Responding to the report, APA immediate past President Steven Sharfstein, M.D., emphasized the importance of the physician's relationship with patients in the reduction of medication errors.

"I do believe that health care organizations, including hospitals, should inform patients of all errors, including medication errors, even if there is no harm," he said. "It is important that patients and families are part of a safety-first culture, and patient-family education is very high on the priority list these days. Including patients and families in the formation of a treatment plan is increasingly seen as critical to its success."

Al Herzog, M.D., chair of APA's Patient Safety Committee, told Psychiatric News that studies of errors across medical specialties suggest psychiatry is not different from other areas of medicine.

"Serious errors that cause true patient harm happen when treating patients with multiple diagnoses and involve matters such as wrong dose and wrong medicine with medications whose names look and sound alike," he said. "Insulin and coumadin orders on inpatient units present special challenges because of the close relationship between dose and effect. Arrhythmias with some of the antipsychotics and older antidepressants also need to be watched."

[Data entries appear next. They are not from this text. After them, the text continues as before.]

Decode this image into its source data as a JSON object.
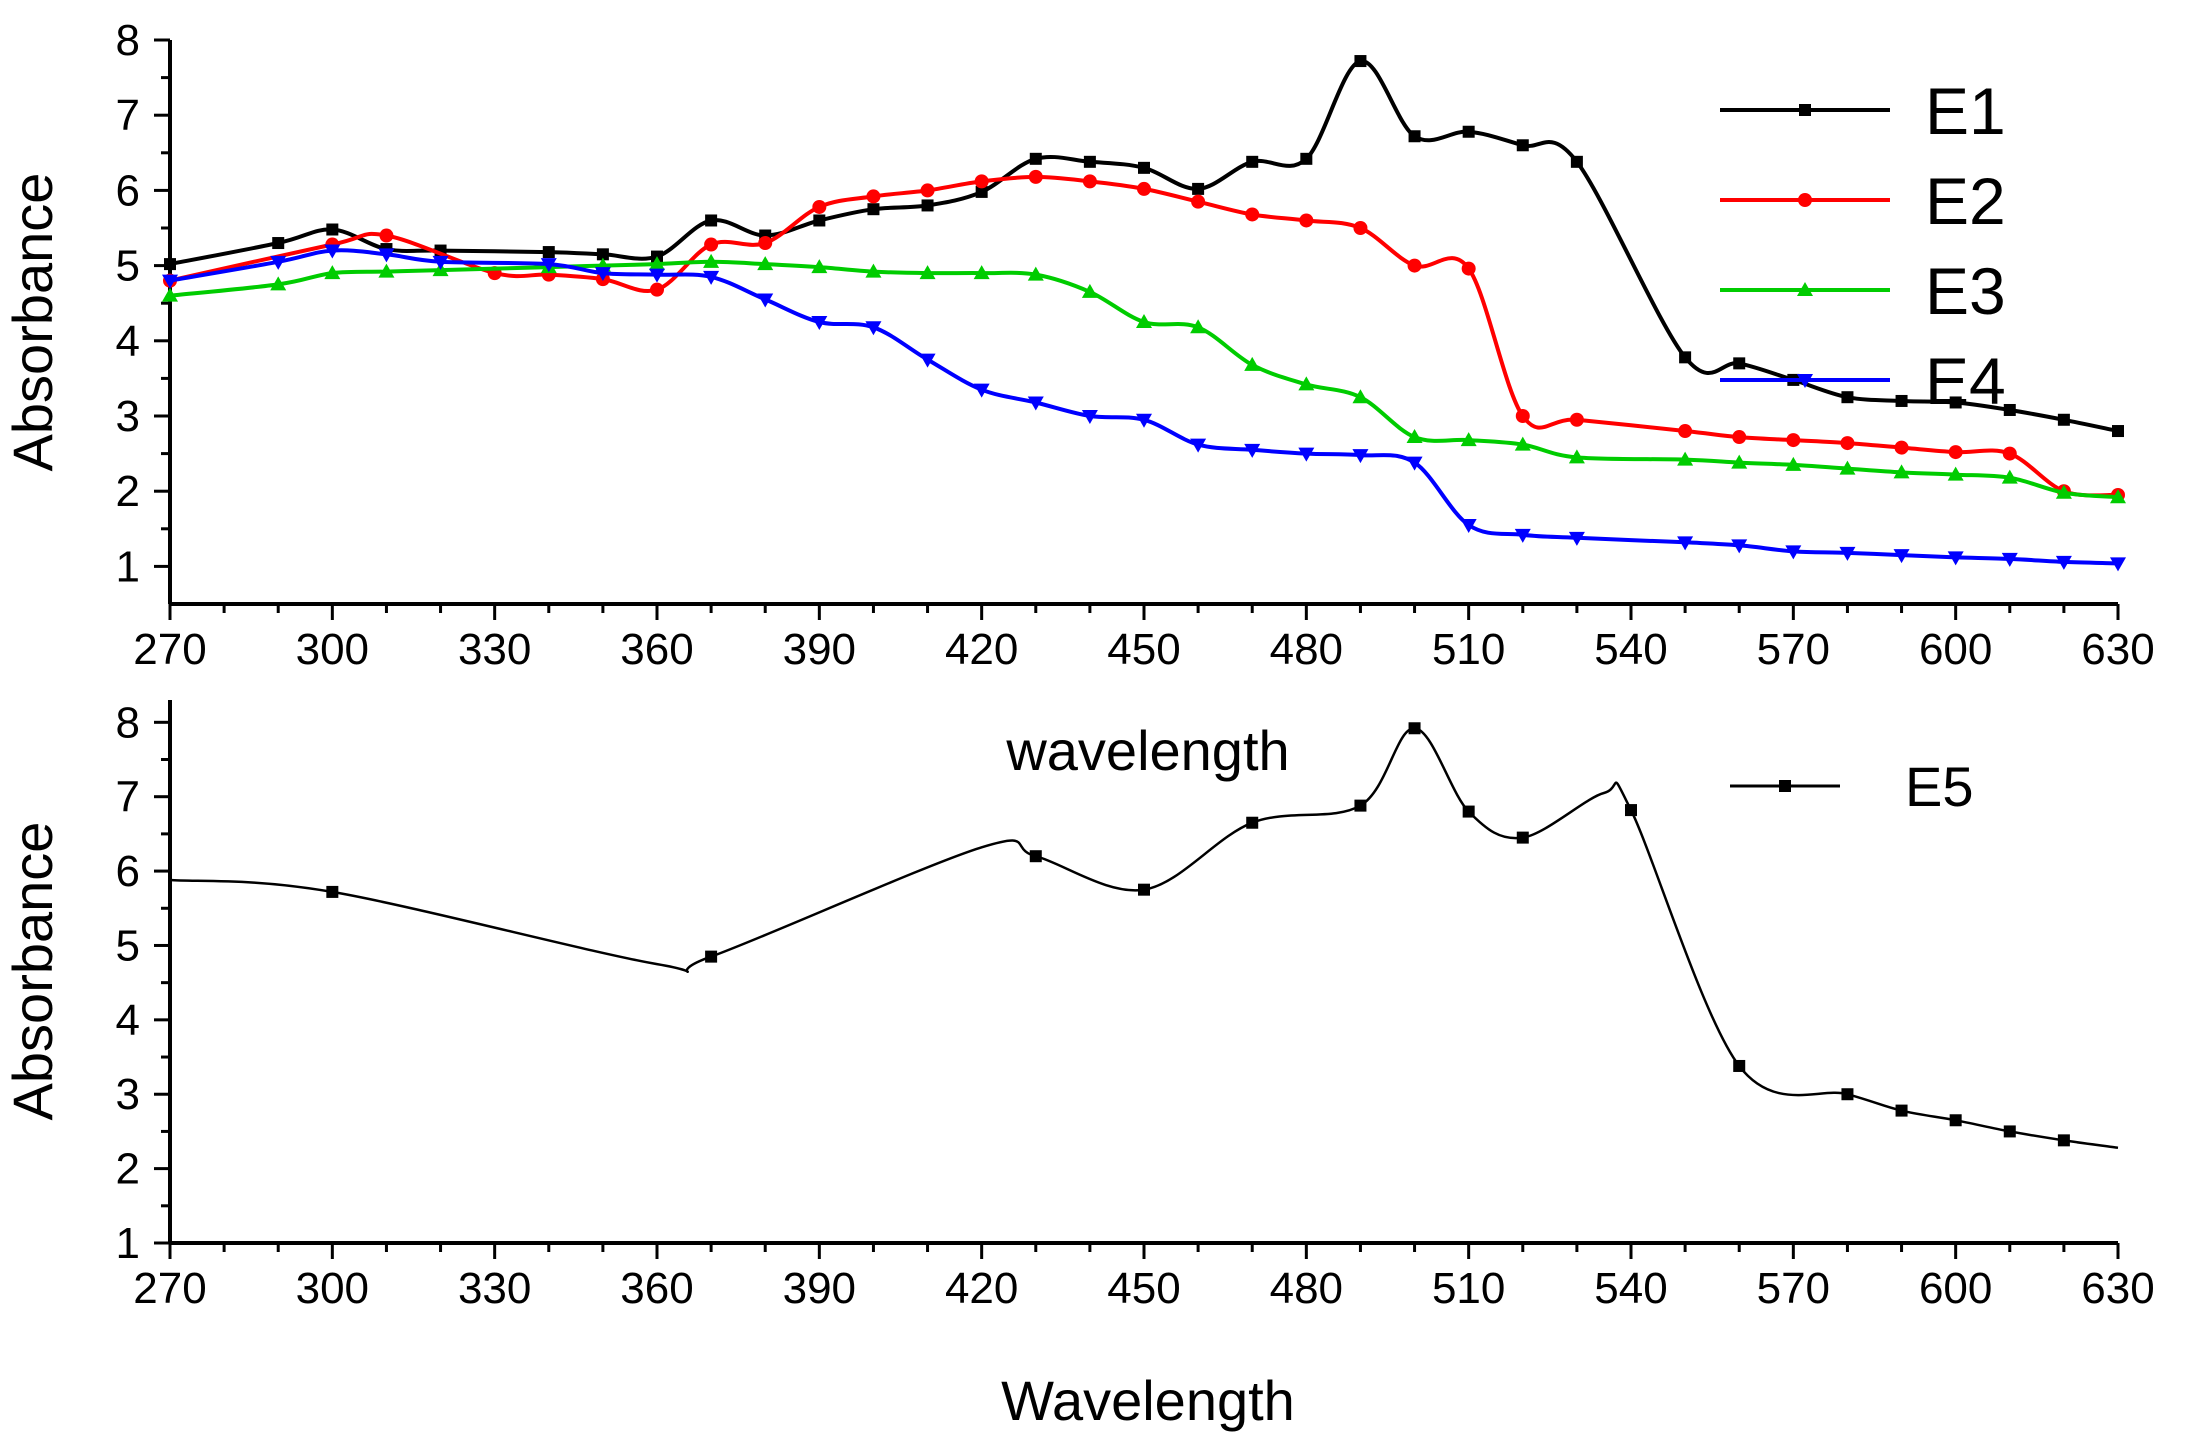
{
  "chart_data": [
    {
      "type": "line",
      "panel": "top",
      "title": "",
      "xlabel": "wavelength",
      "ylabel": "Absorbance",
      "xlim": [
        270,
        630
      ],
      "ylim": [
        0.5,
        8
      ],
      "xticks": [
        270,
        300,
        330,
        360,
        390,
        420,
        450,
        480,
        510,
        540,
        570,
        600,
        630
      ],
      "yticks": [
        1,
        2,
        3,
        4,
        5,
        6,
        7,
        8
      ],
      "grid": false,
      "legend_position": "top-right",
      "series": [
        {
          "name": "E1",
          "color": "#000000",
          "marker": "square",
          "x": [
            270,
            290,
            300,
            310,
            320,
            340,
            350,
            360,
            370,
            380,
            390,
            400,
            410,
            420,
            430,
            440,
            450,
            460,
            470,
            480,
            490,
            500,
            510,
            520,
            530,
            550,
            560,
            570,
            580,
            590,
            600,
            610,
            620,
            630
          ],
          "y": [
            5.02,
            5.3,
            5.48,
            5.22,
            5.2,
            5.18,
            5.15,
            5.12,
            5.6,
            5.4,
            5.6,
            5.75,
            5.8,
            5.98,
            6.42,
            6.38,
            6.3,
            6.02,
            6.38,
            6.42,
            7.72,
            6.72,
            6.78,
            6.6,
            6.38,
            3.78,
            3.7,
            3.48,
            3.25,
            3.2,
            3.18,
            3.08,
            2.95,
            2.8
          ]
        },
        {
          "name": "E2",
          "color": "#ff0000",
          "marker": "circle",
          "x": [
            270,
            300,
            310,
            330,
            340,
            350,
            360,
            370,
            380,
            390,
            400,
            410,
            420,
            430,
            440,
            450,
            460,
            470,
            480,
            490,
            500,
            510,
            520,
            530,
            550,
            560,
            570,
            580,
            590,
            600,
            610,
            620,
            630
          ],
          "y": [
            4.8,
            5.28,
            5.4,
            4.9,
            4.88,
            4.82,
            4.68,
            5.28,
            5.3,
            5.78,
            5.92,
            6.0,
            6.12,
            6.18,
            6.12,
            6.02,
            5.85,
            5.68,
            5.6,
            5.5,
            5.0,
            4.96,
            3.0,
            2.95,
            2.8,
            2.72,
            2.68,
            2.64,
            2.58,
            2.52,
            2.5,
            2.0,
            1.95
          ]
        },
        {
          "name": "E3",
          "color": "#00cc00",
          "marker": "triangle-up",
          "x": [
            270,
            290,
            300,
            310,
            320,
            340,
            350,
            360,
            370,
            380,
            390,
            400,
            410,
            420,
            430,
            440,
            450,
            460,
            470,
            480,
            490,
            500,
            510,
            520,
            530,
            550,
            560,
            570,
            580,
            590,
            600,
            610,
            620,
            630
          ],
          "y": [
            4.6,
            4.75,
            4.9,
            4.92,
            4.94,
            4.98,
            5.0,
            5.02,
            5.05,
            5.02,
            4.98,
            4.92,
            4.9,
            4.9,
            4.88,
            4.65,
            4.25,
            4.18,
            3.68,
            3.42,
            3.25,
            2.72,
            2.68,
            2.62,
            2.45,
            2.42,
            2.38,
            2.35,
            2.3,
            2.25,
            2.22,
            2.18,
            1.98,
            1.92
          ]
        },
        {
          "name": "E4",
          "color": "#0000ff",
          "marker": "triangle-down",
          "x": [
            270,
            290,
            300,
            310,
            320,
            340,
            350,
            360,
            370,
            380,
            390,
            400,
            410,
            420,
            430,
            440,
            450,
            460,
            470,
            480,
            490,
            500,
            510,
            520,
            530,
            550,
            560,
            570,
            580,
            590,
            600,
            610,
            620,
            630
          ],
          "y": [
            4.8,
            5.05,
            5.2,
            5.15,
            5.05,
            5.02,
            4.9,
            4.88,
            4.85,
            4.55,
            4.25,
            4.18,
            3.75,
            3.35,
            3.18,
            3.0,
            2.95,
            2.62,
            2.55,
            2.5,
            2.48,
            2.38,
            1.55,
            1.42,
            1.38,
            1.32,
            1.28,
            1.2,
            1.18,
            1.15,
            1.12,
            1.1,
            1.06,
            1.04
          ]
        }
      ]
    },
    {
      "type": "line",
      "panel": "bottom",
      "title": "",
      "xlabel": "Wavelength",
      "ylabel": "Absorbance",
      "xlim": [
        270,
        630
      ],
      "ylim": [
        1,
        8.3
      ],
      "xticks": [
        270,
        300,
        330,
        360,
        390,
        420,
        450,
        480,
        510,
        540,
        570,
        600,
        630
      ],
      "yticks": [
        1,
        2,
        3,
        4,
        5,
        6,
        7,
        8
      ],
      "grid": false,
      "legend_position": "top-right",
      "series": [
        {
          "name": "E5",
          "color": "#000000",
          "marker": "square",
          "x": [
            270,
            300,
            360,
            370,
            420,
            430,
            450,
            470,
            490,
            500,
            510,
            520,
            535,
            540,
            560,
            580,
            590,
            600,
            610,
            620,
            630
          ],
          "y": [
            5.88,
            5.72,
            4.75,
            4.85,
            6.32,
            6.2,
            5.75,
            6.65,
            6.88,
            7.92,
            6.8,
            6.45,
            7.05,
            6.82,
            3.38,
            3.0,
            2.78,
            2.65,
            2.5,
            2.38,
            2.28
          ],
          "marker_x": [
            300,
            370,
            430,
            450,
            470,
            490,
            500,
            510,
            520,
            540,
            560,
            580,
            590,
            600,
            610,
            620
          ]
        }
      ]
    }
  ]
}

Herzog emphasized especially that a "systems analysis" perspective on errors—which regards medication and other medical errors as occurring in the context of a system of care—should replace the current adversarial approach to blaming individual physicians.

"I can't overestimate the importance of looking at this as a system issue rather than `you are a bad doctor/nurse' issue," he said." Hopefully, all of us are taking a time-out when a mistake is made to learn from our root-cause analyses. The IOM report makes that point over and over again."

The IOM study was sponsored by the U.S. Department of Health and Human Services and Centers for Medicare and Medicaid Services. Established in 1970 under the charter of the National Academy of Sciences, the Institute of Medicine provides independent, objective, evidence-based advice to policymakers, health professionals, the private sector, and the public.